Data Protection Impact Assessment (DPIA) –
Guard-e-Loo
Project name: Guard-e-Loo vandalism prevention system
Date: 16/09/2025
Prepared by: Dominic Pain / Guard-e-loo Ltd.

1. Purpose of the processing
   Guard-e-Loo is designed to reduce vandalism in public toilet facilities.
   Capture an image of a user as they enter the doorway of the facility.
   Capture an image of the toilet when they leave.
   Compare before/after images for new damage.
   If vandalism is detected: alert monitoring team, send relevant image to Police Scotland, delete
   local copy once sent.
   If no damage: all images are deleted immediately.
2. Lawful basis
   Legitimate interests: prevention and detection of crime (vandalism), and protection of public
   assets.
   Balancing test: minimal data captured; no profiling; immediate deletion unless crime suspected.
   No other system has yet prevented repeated vandalism of facilities.
3. Types of data collected
   Entry image (service user).
   Exit image (toilet condition).
   Metadata (time/date).
   No biometric processing, no audio, no video, no behavioural analysis.
4. Data storage and retention
   Images stored briefly on device RAM/local cache.
   If no vandalism → deleted immediately.
   If vandalism suspected → before/after images transmitted to monitoring team; if suspected
   vandalism, forwarded to police.
   Image deleted from device after transmission; deleted from Guard-e-Loo once receipt by police
   is confirmed.
5. Data sharing
   Monitoring team (authorised staff only).
   Police Scotland (in event of confirmed vandalism).
   No third parties, no international transfer.
6. Risks identified
   Risk of accidental retention of images.
   Risk of unauthorised access to transmitted images.
   Risk of user misunderstanding (thinking images are stored long-term).
7. Mitigations
   Automated deletion protocols built into system.

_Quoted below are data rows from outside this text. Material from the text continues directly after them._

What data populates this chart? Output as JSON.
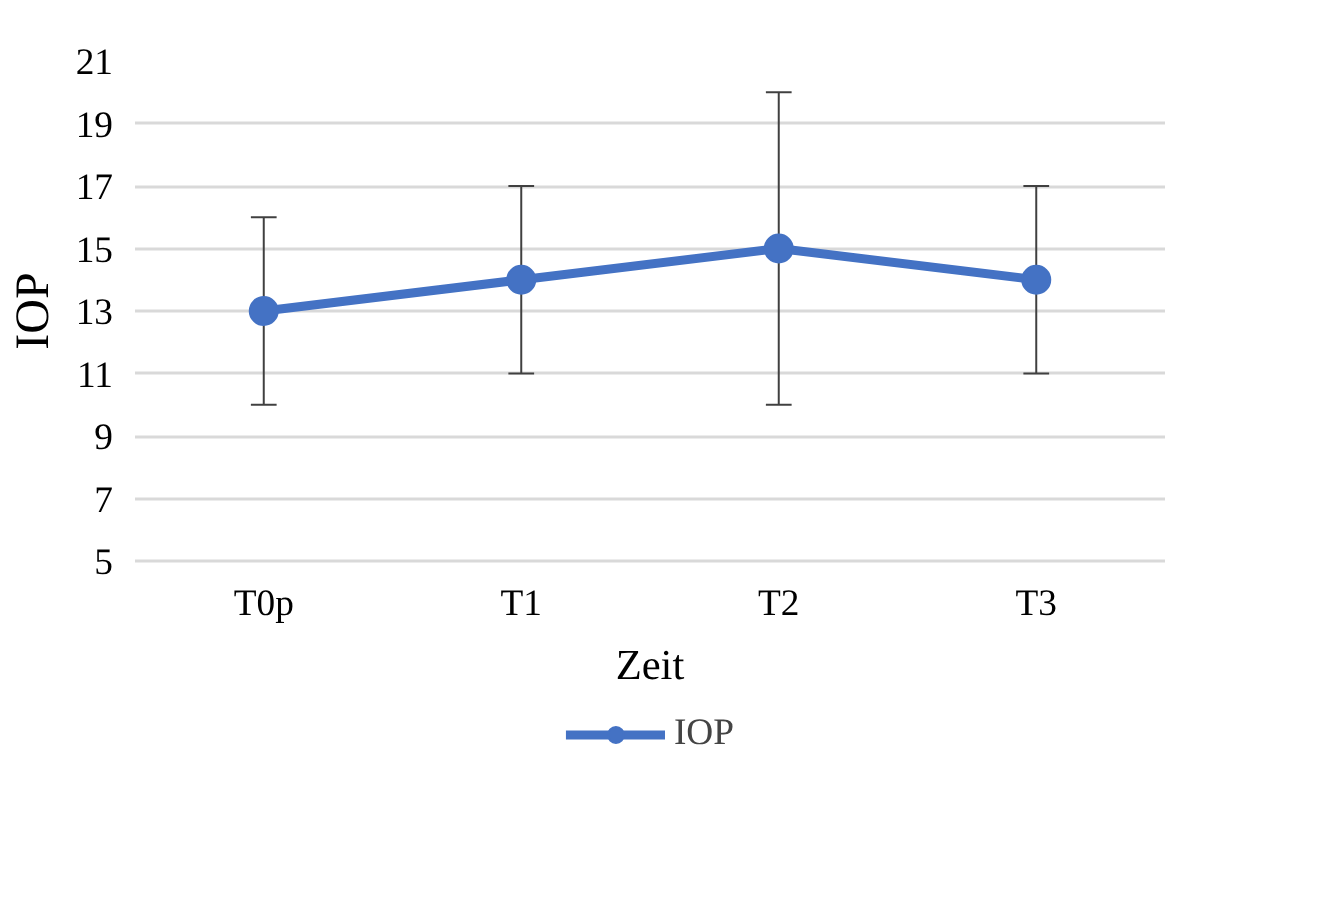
{
  "chart_data": {
    "type": "line",
    "xlabel": "Zeit",
    "ylabel": "IOP",
    "categories": [
      "T0p",
      "T1",
      "T2",
      "T3"
    ],
    "series": [
      {
        "name": "IOP",
        "color": "#4472c4",
        "values": [
          13,
          14,
          15,
          14
        ],
        "errors": [
          [
            10,
            16
          ],
          [
            11,
            17
          ],
          [
            10,
            20
          ],
          [
            11,
            17
          ]
        ]
      }
    ],
    "ylim": [
      5,
      21
    ],
    "yticks": [
      5,
      7,
      9,
      11,
      13,
      15,
      17,
      19,
      21
    ],
    "grid": "y",
    "legend": "bottom",
    "marker": "circle",
    "line_style": "solid"
  }
}
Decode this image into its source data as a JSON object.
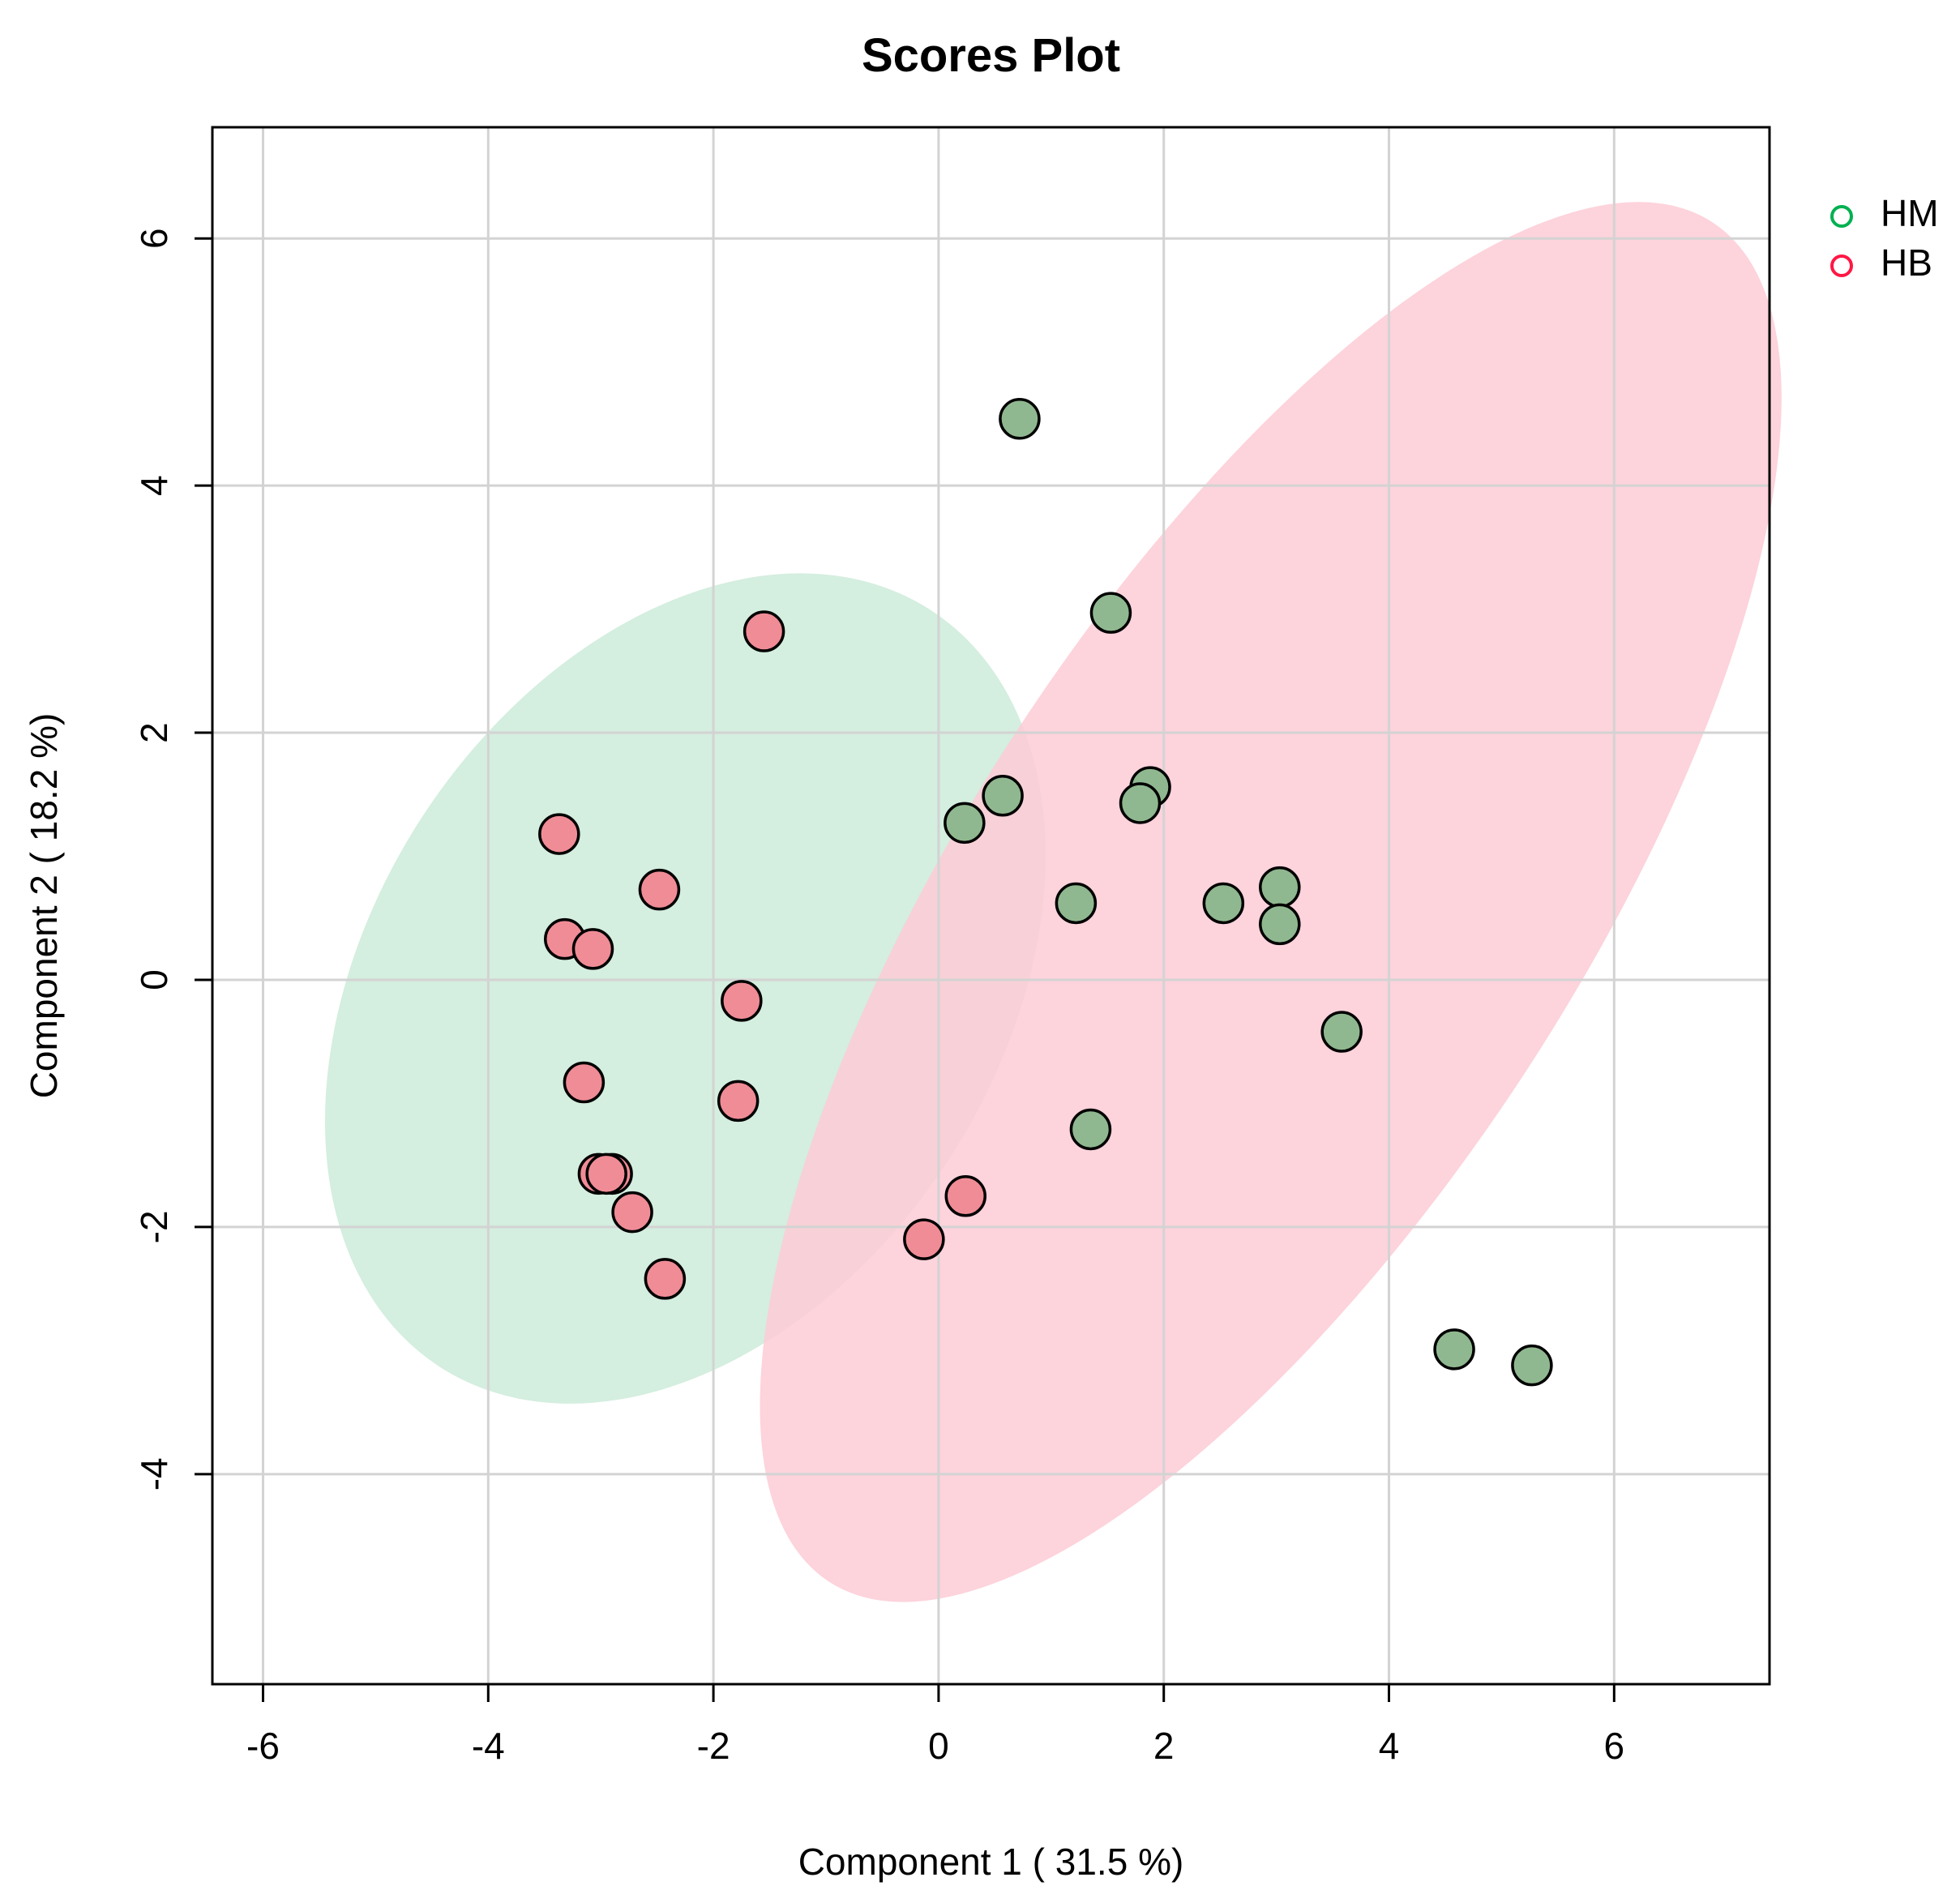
{
  "chart_data": {
    "type": "scatter",
    "title": "Scores Plot",
    "xlabel": "Component 1 ( 31.5 %)",
    "ylabel": "Component 2 ( 18.2 %)",
    "xlim": [
      -6.45,
      7.38
    ],
    "ylim": [
      -5.7,
      6.9
    ],
    "xticks": [
      -6,
      -4,
      -2,
      0,
      2,
      4,
      6
    ],
    "yticks": [
      -4,
      -2,
      0,
      2,
      4,
      6
    ],
    "xtick_labels": [
      "-6",
      "-4",
      "-2",
      "0",
      "2",
      "4",
      "6"
    ],
    "ytick_labels": [
      "-4",
      "-2",
      "0",
      "2",
      "4",
      "6"
    ],
    "grid": true,
    "legend_position": "top-right, outside plot",
    "series": [
      {
        "name": "HM",
        "legend_color": "#00b050",
        "point_fill": "#90b890",
        "ellipse_fill": "#cdebd9",
        "ellipse": {
          "center": [
            -2.25,
            -0.07
          ],
          "semi_axis_1": 2.79,
          "semi_axis_2": 3.65,
          "angle_deg": 33
        },
        "points": [
          [
            0.72,
            4.54
          ],
          [
            1.53,
            2.97
          ],
          [
            1.88,
            1.56
          ],
          [
            1.79,
            1.43
          ],
          [
            0.57,
            1.49
          ],
          [
            0.23,
            1.27
          ],
          [
            1.22,
            0.62
          ],
          [
            2.53,
            0.62
          ],
          [
            3.03,
            0.75
          ],
          [
            3.03,
            0.45
          ],
          [
            3.58,
            -0.42
          ],
          [
            1.35,
            -1.21
          ],
          [
            4.58,
            -2.99
          ],
          [
            5.27,
            -3.12
          ]
        ]
      },
      {
        "name": "HB",
        "legend_color": "#ff1744",
        "point_fill": "#f08c96",
        "ellipse_fill": "#fdcbd6",
        "ellipse": {
          "center": [
            2.95,
            0.63
          ],
          "semi_axis_1": 2.72,
          "semi_axis_2": 6.56,
          "angle_deg": 33
        },
        "points": [
          [
            -1.55,
            2.82
          ],
          [
            -3.37,
            1.18
          ],
          [
            -2.48,
            0.73
          ],
          [
            -3.32,
            0.33
          ],
          [
            -3.07,
            0.25
          ],
          [
            -1.75,
            -0.17
          ],
          [
            -3.15,
            -0.83
          ],
          [
            -1.78,
            -0.98
          ],
          [
            -3.02,
            -1.57
          ],
          [
            -2.9,
            -1.57
          ],
          [
            -2.95,
            -1.57
          ],
          [
            -2.72,
            -1.88
          ],
          [
            -2.43,
            -2.42
          ],
          [
            0.24,
            -1.75
          ],
          [
            -0.13,
            -2.1
          ]
        ]
      }
    ]
  }
}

   End-to-end encryption for all transmissions.
   Access restricted to authorised monitoring staff.
   Camera is physically shuttered, automatically, when it detects motion – no person ever recorded
   inside the facility.
   No filming of activity other than the doorframe of the facilities.
   Clear signage in facilities: “Guard-e-Loo in use – images deleted immediately unless vandalism
   detected.”, or similar.
   Annual system audit.
8. Residual risks
   Very low risk of temporary storage while waiting for transmission.
   Considered proportionate given significant vandalism prevention benefits.
9. Consultation
   Users informed via clear signage, to include QR code linking to website with detailed
   multilingual and accessible explanation of process.
   Police Scotland and ICO may be consulted during pilot phase.
   Highland Council as data controller if deployed.
10. Conclusion

Processing is proportionate, necessary, and designed with privacy by design and by default. Guard-e-
Loo minimises GDPR exposure through immediate deletion, no profiling, and no long-term storage.